Theater review: Tom Key plays R. Buckminster Fuller, unabridged

Atlanta actor Tom Key has climbed what must surely be the Everest of stage literature.

In Theatrical Outfit’s one-man show, “R. Buckminster Fuller: The History (and Mystery) of the Universe,” Key plays the Massachusetts-born architect/author/designer probably best known for inventing the geodesic dome. Directed by David de Vries in a two-act monologue that clocks in at a little over two hours, Key paints a portrait of a man who was psychologically complicated and wildly visionary in his thinking.

Twice kicked out of Harvard, Fuller (1895-1983) was scorned by the American architectural establishment and later endorsed by Einstein. He was a radical thinker plagued by doubts and insecurities as a young man; devastated by the death of his young daughter; and transformed by the triangle: the geometric form he declared to be the most stable of them all.

It’s a testament to the miracle of theater that Key can memorize so much information on topics spanning space, time, science, religion and the cosmos. So. Many. Words. But this doesn’t mean the material mesmerizes. The first act is soporific: a long, slow ride on a spiraling spaceship; the second act more spirited and entertaining: a bumpy ride on a bullet train.

Fuller’s thoughts are random, expansive, compelling, occasionally numbing. Sometimes the ideas are better than the delivery. Key is required to sing, engage the audience in a few participatory experiences and otherwise command your attention for what sometimes feels like an eternity. It’s an exceedingly difficult assignment, to be sure. The actor needs great stamina, the audience patience. It might not be a bad idea to have a cup of coffee before you arrive. Also think about the title (“History … of the Universe”). Do you really want to do this?

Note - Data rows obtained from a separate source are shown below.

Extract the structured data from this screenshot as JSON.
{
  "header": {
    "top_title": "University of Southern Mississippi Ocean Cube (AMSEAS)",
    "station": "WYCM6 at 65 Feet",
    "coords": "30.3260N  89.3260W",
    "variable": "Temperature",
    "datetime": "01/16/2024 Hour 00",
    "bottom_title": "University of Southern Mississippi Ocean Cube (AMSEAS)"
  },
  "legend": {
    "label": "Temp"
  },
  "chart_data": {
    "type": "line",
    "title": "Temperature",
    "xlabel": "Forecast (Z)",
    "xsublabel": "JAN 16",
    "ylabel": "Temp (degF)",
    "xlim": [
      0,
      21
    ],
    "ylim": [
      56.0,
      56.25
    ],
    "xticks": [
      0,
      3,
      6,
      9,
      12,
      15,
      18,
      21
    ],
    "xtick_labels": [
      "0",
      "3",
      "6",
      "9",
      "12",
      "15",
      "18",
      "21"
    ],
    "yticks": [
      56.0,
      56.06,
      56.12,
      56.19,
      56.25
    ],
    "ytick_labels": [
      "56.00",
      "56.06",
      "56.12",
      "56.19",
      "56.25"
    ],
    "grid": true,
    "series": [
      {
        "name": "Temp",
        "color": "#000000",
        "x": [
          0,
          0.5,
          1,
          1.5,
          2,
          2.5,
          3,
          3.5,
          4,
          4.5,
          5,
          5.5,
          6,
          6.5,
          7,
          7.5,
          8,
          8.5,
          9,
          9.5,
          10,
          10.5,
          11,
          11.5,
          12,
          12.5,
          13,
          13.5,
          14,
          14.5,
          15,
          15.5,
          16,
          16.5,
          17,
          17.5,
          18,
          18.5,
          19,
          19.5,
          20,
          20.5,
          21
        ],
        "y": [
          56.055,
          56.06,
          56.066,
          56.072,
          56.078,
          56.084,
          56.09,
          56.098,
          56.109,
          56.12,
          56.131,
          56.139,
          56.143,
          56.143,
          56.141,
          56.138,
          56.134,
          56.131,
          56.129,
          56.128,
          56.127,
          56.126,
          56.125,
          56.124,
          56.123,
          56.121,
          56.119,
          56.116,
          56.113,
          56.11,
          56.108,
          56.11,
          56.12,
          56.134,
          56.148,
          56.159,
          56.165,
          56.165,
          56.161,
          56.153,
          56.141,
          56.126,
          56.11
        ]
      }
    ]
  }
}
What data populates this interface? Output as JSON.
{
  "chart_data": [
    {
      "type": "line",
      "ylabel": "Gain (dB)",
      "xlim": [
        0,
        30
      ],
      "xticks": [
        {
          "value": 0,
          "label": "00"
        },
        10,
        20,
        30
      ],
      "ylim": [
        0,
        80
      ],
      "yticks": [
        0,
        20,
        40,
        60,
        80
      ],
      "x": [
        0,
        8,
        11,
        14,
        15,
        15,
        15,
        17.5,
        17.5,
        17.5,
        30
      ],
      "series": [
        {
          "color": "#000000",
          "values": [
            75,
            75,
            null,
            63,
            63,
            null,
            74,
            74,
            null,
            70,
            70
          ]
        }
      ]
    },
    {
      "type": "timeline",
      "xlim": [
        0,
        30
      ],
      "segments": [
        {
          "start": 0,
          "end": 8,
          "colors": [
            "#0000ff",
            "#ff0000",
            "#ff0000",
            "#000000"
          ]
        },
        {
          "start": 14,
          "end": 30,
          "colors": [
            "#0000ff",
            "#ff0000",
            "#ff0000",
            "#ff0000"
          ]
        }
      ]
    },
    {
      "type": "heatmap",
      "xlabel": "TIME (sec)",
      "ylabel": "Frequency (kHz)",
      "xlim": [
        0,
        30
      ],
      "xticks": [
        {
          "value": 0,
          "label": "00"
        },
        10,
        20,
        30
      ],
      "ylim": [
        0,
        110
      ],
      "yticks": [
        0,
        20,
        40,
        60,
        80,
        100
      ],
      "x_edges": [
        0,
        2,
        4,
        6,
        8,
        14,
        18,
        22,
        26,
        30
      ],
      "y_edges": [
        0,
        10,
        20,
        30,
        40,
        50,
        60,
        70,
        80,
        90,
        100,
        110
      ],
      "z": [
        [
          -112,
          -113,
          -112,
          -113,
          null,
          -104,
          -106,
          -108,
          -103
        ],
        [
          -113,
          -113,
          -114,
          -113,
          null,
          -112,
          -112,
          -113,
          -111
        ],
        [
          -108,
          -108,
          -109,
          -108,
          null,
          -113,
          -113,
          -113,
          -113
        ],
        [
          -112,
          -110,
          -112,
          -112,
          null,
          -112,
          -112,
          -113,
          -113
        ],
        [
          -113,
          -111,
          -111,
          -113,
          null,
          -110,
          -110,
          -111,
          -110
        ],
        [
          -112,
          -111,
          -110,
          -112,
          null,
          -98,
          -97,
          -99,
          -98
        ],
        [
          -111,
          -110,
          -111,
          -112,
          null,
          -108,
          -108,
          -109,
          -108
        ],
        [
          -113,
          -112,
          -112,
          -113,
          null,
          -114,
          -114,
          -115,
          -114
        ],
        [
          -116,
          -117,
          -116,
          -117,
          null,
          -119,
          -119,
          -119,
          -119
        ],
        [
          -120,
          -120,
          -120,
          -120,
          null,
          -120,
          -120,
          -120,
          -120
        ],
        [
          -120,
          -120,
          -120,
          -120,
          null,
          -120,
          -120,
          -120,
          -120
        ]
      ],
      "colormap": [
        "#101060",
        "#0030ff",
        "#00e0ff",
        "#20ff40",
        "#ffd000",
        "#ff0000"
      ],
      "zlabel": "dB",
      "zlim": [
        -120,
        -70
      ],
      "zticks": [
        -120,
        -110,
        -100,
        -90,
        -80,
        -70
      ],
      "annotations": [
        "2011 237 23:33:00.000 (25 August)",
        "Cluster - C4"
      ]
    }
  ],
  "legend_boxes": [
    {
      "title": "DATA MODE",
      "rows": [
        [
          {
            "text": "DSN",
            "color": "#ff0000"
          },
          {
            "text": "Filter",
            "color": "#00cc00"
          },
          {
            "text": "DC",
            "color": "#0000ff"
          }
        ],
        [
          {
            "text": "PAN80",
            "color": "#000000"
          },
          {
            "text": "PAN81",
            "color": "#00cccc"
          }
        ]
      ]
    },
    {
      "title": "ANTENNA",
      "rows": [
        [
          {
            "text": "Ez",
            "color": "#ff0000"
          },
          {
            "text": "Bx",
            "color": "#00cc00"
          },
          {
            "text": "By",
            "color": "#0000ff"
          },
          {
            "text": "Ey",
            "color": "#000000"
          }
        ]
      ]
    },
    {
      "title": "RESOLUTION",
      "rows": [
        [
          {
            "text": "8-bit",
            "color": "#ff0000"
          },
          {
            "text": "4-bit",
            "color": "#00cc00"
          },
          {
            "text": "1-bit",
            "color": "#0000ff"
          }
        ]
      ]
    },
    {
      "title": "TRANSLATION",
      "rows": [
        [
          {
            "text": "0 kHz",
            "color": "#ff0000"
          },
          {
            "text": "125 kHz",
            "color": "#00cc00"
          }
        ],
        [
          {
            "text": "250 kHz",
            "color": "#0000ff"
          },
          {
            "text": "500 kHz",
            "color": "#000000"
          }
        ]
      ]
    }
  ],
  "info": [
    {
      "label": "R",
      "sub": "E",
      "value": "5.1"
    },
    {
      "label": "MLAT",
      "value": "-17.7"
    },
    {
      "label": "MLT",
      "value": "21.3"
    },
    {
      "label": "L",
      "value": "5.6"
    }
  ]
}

“Think spontaneously in the omniconvergent-divergent, systemic, kinetic geometry patterning of all our breathing, heart-beating, expanding-contracting,” Fuller says in a typical rant. He was a tireless traveler and speaker, and the conceit of the show — written by D.W. Jacobs and based on Fuller’s life, work and writings — is that of a long, dense lecture, punctuated by a bathroom break.

Kendall Simpson’s evocative sound design, Joseph A. Futral’s lovely lighting, and Isabel and Moriah Curley-Clay’s sets use an aural and visual vocabulary to propel the tale.

Fuller talks about his troubles. He was born almost blind and spent his first 4 1/2 years in a kind of fog. As an adult, he drank heavily, contemplated suicide and elected to live two years in a state of silence and deep thinking.

He talks about the oceans; the heavens; the Vikings, the Venetians, the Phoenicians; Eisenhower; E.E. Cummings; Shakespeare; pirates; politics; the economy; Hiroshima; the Cold War; ships, airplanes; spaceships; gravity; his family; the Taj Mahal and the human body as a machine.

On Dec. 31, 1899, at midnight, he remembers his father opening the window to let in the new year. In a sense, Fuller spent the rest of his life chasing the 21st century. Here Tom Key chases, and sometimes catches, the genius of Fuller.